Kuwait charged 25 of its nationals – all of them Shi‘ites – and an Iranian with spying for Iran and Lebanese Shi‘ite Muslim group Hezbollah. Of those charged, 23 were found guilty of various crimes including intent to carry out “hostile acts” against Kuwait and possessing weapons.
Hassan Abdul Hadi Hajiya was sentenced to death in January along with the Iranian citizen charged in absentia. The ruling angered some Kuwaiti Shi‘ites, with Shi‘ite lawmakers boycotting a parliament session in protest.
Citing his “fugitive” status, the court gave no ruling on the Iranian defendant on Thursday.

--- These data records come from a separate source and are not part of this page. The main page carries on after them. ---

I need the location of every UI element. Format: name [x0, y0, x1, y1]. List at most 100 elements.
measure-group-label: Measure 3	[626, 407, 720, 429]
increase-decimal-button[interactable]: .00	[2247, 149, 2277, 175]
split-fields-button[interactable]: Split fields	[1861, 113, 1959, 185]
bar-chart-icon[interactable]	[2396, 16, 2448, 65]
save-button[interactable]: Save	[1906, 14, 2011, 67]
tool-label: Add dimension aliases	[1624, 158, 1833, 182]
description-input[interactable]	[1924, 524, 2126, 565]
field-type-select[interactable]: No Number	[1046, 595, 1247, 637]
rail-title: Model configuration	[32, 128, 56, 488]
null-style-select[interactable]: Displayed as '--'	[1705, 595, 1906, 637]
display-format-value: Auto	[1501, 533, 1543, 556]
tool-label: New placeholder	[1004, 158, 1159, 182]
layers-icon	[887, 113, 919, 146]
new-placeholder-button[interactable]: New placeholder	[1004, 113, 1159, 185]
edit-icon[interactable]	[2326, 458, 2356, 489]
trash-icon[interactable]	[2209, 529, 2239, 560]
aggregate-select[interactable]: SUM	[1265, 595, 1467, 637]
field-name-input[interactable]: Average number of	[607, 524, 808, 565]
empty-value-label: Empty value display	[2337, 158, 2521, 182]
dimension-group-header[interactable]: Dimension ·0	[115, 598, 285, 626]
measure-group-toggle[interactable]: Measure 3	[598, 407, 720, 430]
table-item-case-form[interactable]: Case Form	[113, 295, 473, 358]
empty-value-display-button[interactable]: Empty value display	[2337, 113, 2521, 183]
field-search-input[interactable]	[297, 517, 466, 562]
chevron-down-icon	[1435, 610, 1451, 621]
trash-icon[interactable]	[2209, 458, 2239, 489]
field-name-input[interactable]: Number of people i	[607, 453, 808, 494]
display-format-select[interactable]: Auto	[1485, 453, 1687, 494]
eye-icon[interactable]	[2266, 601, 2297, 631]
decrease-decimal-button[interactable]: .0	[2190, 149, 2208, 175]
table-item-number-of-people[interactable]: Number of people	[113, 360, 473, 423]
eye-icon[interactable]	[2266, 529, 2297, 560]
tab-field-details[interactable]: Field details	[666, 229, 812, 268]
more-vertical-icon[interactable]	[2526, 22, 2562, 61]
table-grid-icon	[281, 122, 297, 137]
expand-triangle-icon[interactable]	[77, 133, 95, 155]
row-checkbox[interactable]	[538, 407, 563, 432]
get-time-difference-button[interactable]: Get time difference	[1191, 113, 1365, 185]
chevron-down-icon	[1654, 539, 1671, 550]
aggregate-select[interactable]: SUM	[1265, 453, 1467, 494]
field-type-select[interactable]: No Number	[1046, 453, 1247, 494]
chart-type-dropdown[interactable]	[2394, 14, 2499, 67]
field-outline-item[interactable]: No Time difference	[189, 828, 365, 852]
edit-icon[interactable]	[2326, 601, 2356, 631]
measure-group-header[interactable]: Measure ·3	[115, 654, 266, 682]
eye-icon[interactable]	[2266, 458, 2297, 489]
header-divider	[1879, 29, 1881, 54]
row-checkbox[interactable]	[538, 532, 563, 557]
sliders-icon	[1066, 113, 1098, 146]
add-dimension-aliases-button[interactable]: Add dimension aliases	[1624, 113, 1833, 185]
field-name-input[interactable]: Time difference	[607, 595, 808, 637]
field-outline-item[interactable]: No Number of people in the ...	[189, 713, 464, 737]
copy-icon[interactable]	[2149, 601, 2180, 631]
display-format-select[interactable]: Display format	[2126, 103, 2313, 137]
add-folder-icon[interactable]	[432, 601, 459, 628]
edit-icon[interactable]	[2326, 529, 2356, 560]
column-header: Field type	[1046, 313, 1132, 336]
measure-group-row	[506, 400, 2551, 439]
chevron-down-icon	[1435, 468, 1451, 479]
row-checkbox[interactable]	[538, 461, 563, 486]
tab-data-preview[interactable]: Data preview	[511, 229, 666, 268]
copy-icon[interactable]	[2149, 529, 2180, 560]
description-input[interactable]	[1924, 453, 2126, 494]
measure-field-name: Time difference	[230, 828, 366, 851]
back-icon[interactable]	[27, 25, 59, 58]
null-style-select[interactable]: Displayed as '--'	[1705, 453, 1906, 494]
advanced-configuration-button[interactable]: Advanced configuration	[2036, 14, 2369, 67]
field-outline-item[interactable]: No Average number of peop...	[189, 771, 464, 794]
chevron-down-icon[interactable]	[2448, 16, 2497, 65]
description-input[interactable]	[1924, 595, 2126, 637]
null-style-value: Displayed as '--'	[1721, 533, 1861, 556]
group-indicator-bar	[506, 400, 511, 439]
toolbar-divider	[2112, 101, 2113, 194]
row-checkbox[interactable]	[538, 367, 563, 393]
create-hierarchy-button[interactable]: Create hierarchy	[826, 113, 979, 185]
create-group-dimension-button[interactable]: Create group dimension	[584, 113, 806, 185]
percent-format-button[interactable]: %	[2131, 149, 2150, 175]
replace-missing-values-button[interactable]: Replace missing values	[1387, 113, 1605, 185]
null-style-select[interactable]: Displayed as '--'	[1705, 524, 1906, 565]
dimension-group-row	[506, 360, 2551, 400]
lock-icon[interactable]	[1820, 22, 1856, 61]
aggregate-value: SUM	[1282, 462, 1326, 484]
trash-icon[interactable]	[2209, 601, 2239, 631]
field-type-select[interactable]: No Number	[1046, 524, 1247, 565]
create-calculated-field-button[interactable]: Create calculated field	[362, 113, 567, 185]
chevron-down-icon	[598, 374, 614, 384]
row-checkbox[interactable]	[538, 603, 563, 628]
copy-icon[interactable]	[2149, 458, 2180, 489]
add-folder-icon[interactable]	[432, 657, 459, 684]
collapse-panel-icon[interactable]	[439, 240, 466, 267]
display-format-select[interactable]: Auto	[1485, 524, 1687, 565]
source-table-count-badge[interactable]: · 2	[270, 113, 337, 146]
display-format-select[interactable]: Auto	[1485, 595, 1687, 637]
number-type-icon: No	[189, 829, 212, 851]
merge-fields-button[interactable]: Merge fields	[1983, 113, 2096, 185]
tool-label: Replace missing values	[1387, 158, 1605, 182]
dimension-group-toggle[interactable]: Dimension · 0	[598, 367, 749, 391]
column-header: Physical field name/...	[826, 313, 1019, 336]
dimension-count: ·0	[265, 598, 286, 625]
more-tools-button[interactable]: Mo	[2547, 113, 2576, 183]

Iran has said Kuwaiti authorities have not contacted it regarding the Iranian suspect.
The court also ruled as “not guilty” ten defendants who had originally received 15-year prison terms and reduced the sentences of nine others or lessened them to fines.
Zaid Khalaf Anzi, the lawyer for the men whose sentences were reduced, told Reuters that the court had removed the charge of “collaborating with Iran and Hezbollah” but had maintained weapons charges.
Hezbollah is Lebanon’s powerful Shi‘ite militia.
Relations between Sunnis - who make up to 85 percent of Kuwait’s 1.4 million citizens - and the minority Shi‘ite community have been mostly amicable.
But the sectarian-tinged rivalry between its massive neighbors Iran and Saudi Arabia, as well as an Islamic State suicide bombing on a Shi‘ite mosque in June last year which killed 27 worshippers, have strained that harmony.
Last September, the Iranian embassy issued a rare statement expressing “deep dissatisfaction with the association of the name of Iran” with the case.